简体   繁体   English

PHP爬网程序未爬网所有元素

[英]PHP Crawler not crawling all elements

so i'm trying to make a PHP crawler (for personal use). 所以我正在尝试制作一个PHP搜寻器(供个人使用)。 What the code does is displaying "found" for each ebay auction item found that ends in less than 1 hour but there seems to be a problem. 该代码的作用是为每个发现在不到1小时内结束的eBay拍卖项目显示“找到”,但似乎存在问题。 The crawler can't get all the span elements and the "remaining time" element is a . 搜寻器无法获取所有span元素,而“ remaining time”元素为。

the simple_html_dom.php is downloaded and not edited. simple_html_dom.php已下载且未编辑。

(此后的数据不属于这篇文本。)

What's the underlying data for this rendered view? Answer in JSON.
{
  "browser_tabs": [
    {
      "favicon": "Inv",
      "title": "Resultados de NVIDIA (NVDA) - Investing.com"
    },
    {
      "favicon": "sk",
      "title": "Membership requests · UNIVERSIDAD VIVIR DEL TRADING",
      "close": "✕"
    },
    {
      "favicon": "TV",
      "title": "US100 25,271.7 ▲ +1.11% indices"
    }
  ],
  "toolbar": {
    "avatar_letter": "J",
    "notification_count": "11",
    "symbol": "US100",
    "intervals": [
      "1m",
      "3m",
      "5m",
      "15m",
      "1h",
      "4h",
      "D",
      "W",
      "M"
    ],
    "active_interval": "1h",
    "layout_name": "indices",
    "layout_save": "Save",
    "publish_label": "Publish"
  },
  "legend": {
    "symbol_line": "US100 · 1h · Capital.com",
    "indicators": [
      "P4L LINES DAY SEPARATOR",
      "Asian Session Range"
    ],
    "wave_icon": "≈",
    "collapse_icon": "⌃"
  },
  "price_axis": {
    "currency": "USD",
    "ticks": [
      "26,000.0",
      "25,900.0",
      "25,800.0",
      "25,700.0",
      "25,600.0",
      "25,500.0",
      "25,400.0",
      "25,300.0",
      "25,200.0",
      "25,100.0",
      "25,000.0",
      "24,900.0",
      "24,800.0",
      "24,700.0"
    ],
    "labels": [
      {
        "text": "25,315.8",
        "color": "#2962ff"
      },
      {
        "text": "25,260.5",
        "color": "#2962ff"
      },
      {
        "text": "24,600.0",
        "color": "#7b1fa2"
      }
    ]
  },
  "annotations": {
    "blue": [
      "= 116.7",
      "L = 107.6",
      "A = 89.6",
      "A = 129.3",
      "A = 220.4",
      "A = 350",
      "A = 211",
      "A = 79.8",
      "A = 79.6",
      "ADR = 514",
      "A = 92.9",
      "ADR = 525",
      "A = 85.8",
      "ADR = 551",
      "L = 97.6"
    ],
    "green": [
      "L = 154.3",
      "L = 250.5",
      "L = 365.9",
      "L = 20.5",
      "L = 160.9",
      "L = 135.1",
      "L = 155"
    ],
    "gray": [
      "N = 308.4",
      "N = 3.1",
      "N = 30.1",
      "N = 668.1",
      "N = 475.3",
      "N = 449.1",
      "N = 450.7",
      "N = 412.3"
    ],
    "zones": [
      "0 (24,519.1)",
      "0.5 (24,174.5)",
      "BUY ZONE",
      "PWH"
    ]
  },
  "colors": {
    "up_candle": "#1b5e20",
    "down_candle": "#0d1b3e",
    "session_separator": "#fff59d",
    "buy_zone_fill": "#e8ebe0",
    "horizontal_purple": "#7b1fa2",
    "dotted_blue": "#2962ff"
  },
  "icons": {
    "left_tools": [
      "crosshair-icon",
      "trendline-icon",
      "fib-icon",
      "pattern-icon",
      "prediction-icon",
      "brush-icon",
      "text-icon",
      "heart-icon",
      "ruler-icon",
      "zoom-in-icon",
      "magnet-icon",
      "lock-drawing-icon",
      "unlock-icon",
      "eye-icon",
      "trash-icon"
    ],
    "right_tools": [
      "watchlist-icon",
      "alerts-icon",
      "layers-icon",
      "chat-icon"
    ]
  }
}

 <?php include_once('simple_html_dom.php');

//url which i want to crawl -contains GET DATA-

    $url = 'http://www.ebay.de/sch/Apple-Notebooks/111422/i.html?LH_Auction=1&Produktfamilie=MacBook%7CMacBook%2520Air%7CMacBook%2520Pro%7C%21&LH_ItemCondition=1000%7C1500%7C2500%7C3000&_dcat=111422&rt=nc&_mPrRngCbx=1&_udlo&_udhi=20';

    $html = new simple_html_dom();
    $html->load_file($url);
    foreach($html->find('span') as $part){
        echo $part;
//when i echo $part it does display many span elements but not the remaining time ones
        $cur_class = $part->class;

//the class attribute of an auction item that ends in less than an hour is equal with "MINUTES timeMs alert60Red"
        if($cur_class == 'MINUTES timeMs alert60Red'){
            echo 'found';
        }
    }
    ?>

Any answers would be useful, thanks in advance 任何答案都会有用,在此先感谢

Looking at the fetched HTML it seems as if the class alert60Red is set through JavaScript. 看着获取的HTML,似乎是通过JavaScript设置了alert60Red类。 So you couldn't find it as JavaScript is never executed. 所以您找不到它,因为从未执行过JavaScript。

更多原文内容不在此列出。